L'Arche de Zoé «allait faire son marché en Afrique»
Le deuxième jour du procès a mis en lumière les dessous de cette opération pseudo humanitaire. Quand on lui avait parlé de la détresse des jeunes orphelins du Darfour, le sang d'Isabelle Rile n'avait fait qu'un tour. Quinze jours après, le 29 septembre 2007, elle était dans l'avion qui la conduisait au Tchad, à Abéché plus précisément, où Éric Breteau avait installé un camp pour accueillir ces mineurs. Mais, une fois sur place, cette femme énergique, médecin urgentiste de profession, avait vite déchanté…
Au deuxième jour du procès à Paris des membres de L'Arche de Zoé qui avaient tenté d'exfiltrer 103 enfants vers la France, Isabelle Rile a relaté les épisodes qui l'avaient inquiétée. Comme d'autres témoins entendus la veille, elle aussi s'était aperçue que les enfants n'étaient pas orphelins. Voyant que l'un d'eux pleurait, elle avait demandé l'assistance d'un traducteur pour le faire parler. C'est ainsi qu'elle avait découvert qu'il avait une mère.
Surtout, ce témoignage souligne un autre aspect choquant de l'affaire. Alors qu'elle avait compris que ces enfants de 3 à 5 ans devaient quitter le Tchad pour être accueillis en France par des familles, Isabelle Rile avait découvert qu'il s'agissait de les adopter. Et que, sur place, deux bénévoles, aujourd'hui sur le banc des prévenus, le médecin Philippe Van Winkelberg et Alain Peligat, profitaient de leurs activités pour, au passage, se choisir les enfants qu'ils garderaient pour eux.
«On en déduit qu'ils allaient faire leur marché en
Afrique», résume la présidente, Marie-Françoise Guidolin.
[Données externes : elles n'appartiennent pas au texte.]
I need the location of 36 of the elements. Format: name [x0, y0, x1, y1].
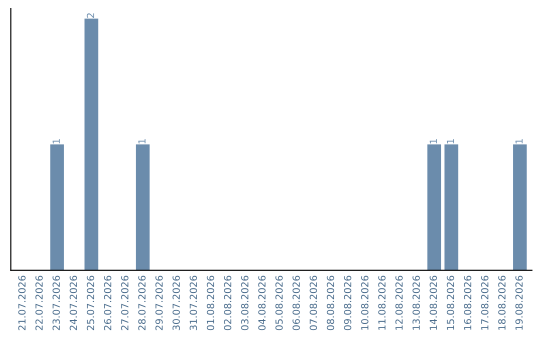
x-tick-label: 02.08.2026 [224, 276, 232, 330]
x-tick-label: 31.07.2026 [190, 276, 198, 330]
x-tick-label: 07.08.2026 [310, 276, 318, 330]
x-tick-label: 16.08.2026 [464, 276, 472, 330]
data-label: 2 [86, 13, 94, 18]
x-tick-label: 10.08.2026 [361, 276, 368, 330]
data-label: 1 [52, 139, 60, 144]
x-tick-label: 24.07.2026 [70, 276, 78, 330]
x-tick-label: 22.07.2026 [35, 276, 43, 330]
x-tick-label: 29.07.2026 [155, 276, 163, 330]
data-label: 1 [138, 139, 146, 144]
x-tick-label: 14.08.2026 [430, 276, 438, 330]
x-tick-label: 12.08.2026 [395, 276, 403, 330]
x-tick-label: 11.08.2026 [378, 276, 386, 330]
x-tick-label: 06.08.2026 [292, 276, 300, 330]
x-tick-label: 23.07.2026 [52, 276, 60, 330]
x-tick-label: 09.08.2026 [344, 276, 352, 330]
x-tick-label: 30.07.2026 [172, 276, 180, 330]
x-tick-label: 01.08.2026 [206, 276, 214, 330]
x-tick-label: 27.07.2026 [121, 276, 128, 330]
data-label: 1 [515, 139, 523, 144]
x-tick-label: 18.08.2026 [498, 276, 506, 330]
x-tick-label: 04.08.2026 [258, 276, 266, 330]
data-label: 1 [430, 139, 437, 144]
x-tick-label: 13.08.2026 [412, 276, 420, 330]
x-tick-label: 19.08.2026 [515, 276, 523, 330]
x-tick-label: 17.08.2026 [481, 276, 488, 330]
x-tick-label: 28.07.2026 [138, 276, 146, 330]
x-tick-label: 08.08.2026 [326, 276, 334, 330]
data-label: 1 [446, 139, 454, 144]
x-tick-label: 05.08.2026 [275, 276, 283, 330]
x-tick-label: 03.08.2026 [241, 276, 248, 330]
x-tick-label: 15.08.2026 [446, 276, 454, 330]
x-tick-label: 21.07.2026 [18, 276, 26, 330]
x-tick-label: 25.07.2026 [86, 276, 94, 330]
x-tick-label: 26.07.2026 [104, 276, 112, 330]
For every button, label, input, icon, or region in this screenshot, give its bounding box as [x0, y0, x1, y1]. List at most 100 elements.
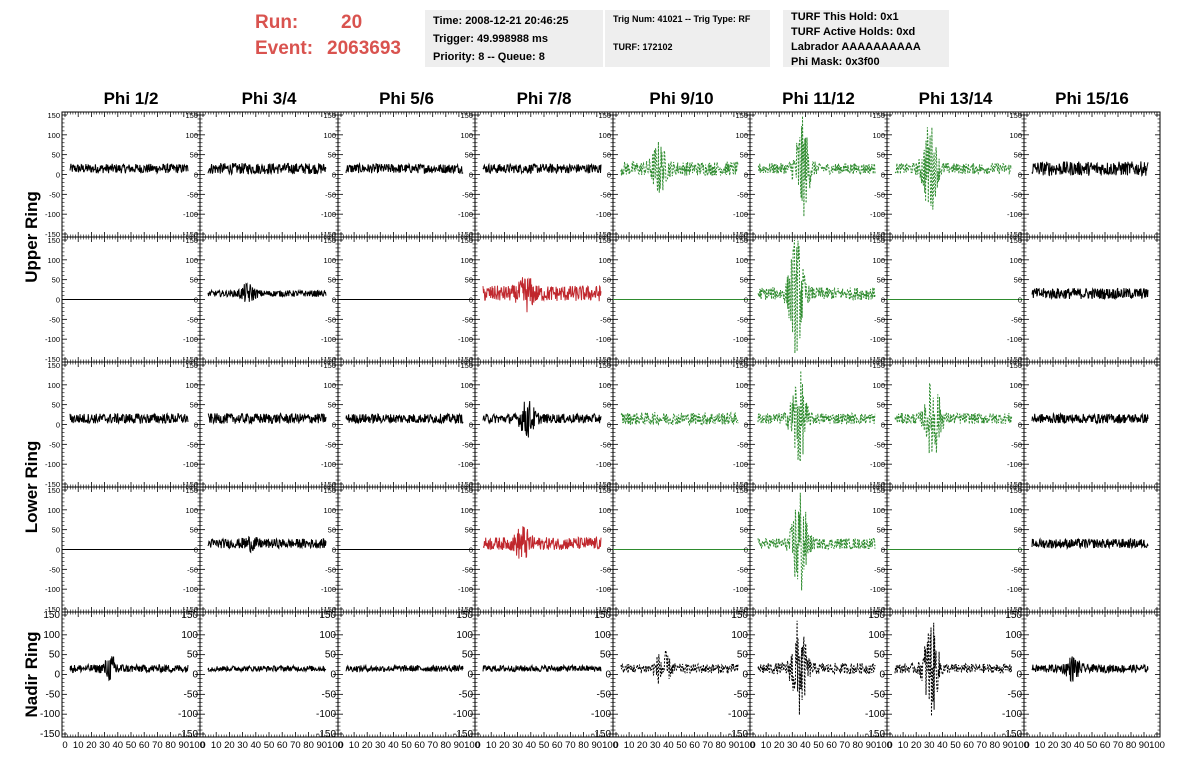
y-tick-label: 150	[735, 111, 748, 120]
y-tick-label: 150	[460, 486, 473, 495]
panel-frame	[612, 361, 751, 488]
y-tick-label: -50	[49, 190, 60, 199]
ring-label: Nadir Ring	[22, 632, 41, 718]
y-tick-label: 150	[598, 361, 611, 370]
column-header: Phi 7/8	[517, 89, 572, 108]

Le témoin,
qui ne la contredit pas, raconte ainsi les conversations qu'elle avait
surprises entre ces deux hommes au sujet notamment d'une petite fille.
Et dans ce qui apparaît comme une foire aux petits Africains, Isabelle
Rile était sommée de multiplier les tests HIV.
«Mascarade»
Drôle de manière de concevoir l'humanitaire: ceux qui étaient bien portants étaient sélectionnés pour regagner le France, mais ceux qui auraient eu besoin de soins ne devaient pas être du voyage. «J'en avais assez de faire sans cesse ces prélèvements», indique le témoin, qui avait aussi réalisé que ces jeunes pousses ignoraient leur vrai sort. «Ils pensaient être amenés sur le camp pour apprendre à lire», dit-elle en constatant par ailleurs que ces mineurs allaient quitter le pays sans aucune formalité administrative.
Le responsable des opérations, Éric Breteau, sa compagne, Émilie Lelouch, et quelques autres étaient écroués et condamnés à huit ans de travaux forcés avant d'être graciés. En Afrique du Sud et refusant de comparaître devant ses juges, Éric Breteau, au lieu de se faire discret, a profité du site de L'Arche de Zoé, curieusement toujours en activité, pour dire tout le mal qu'il pensait de ce procès à Paris.
En parlant de «mascarade» et en laissant entendre qu'il avait été maltraité par les autorités tchadiennes, il indique que, cette fois, «il n'y aura pas de coups de fouet ou de coups de crosse pour faire taire les accusés…» Des extraits ont été lus à l'audience. Du plus mauvais effet.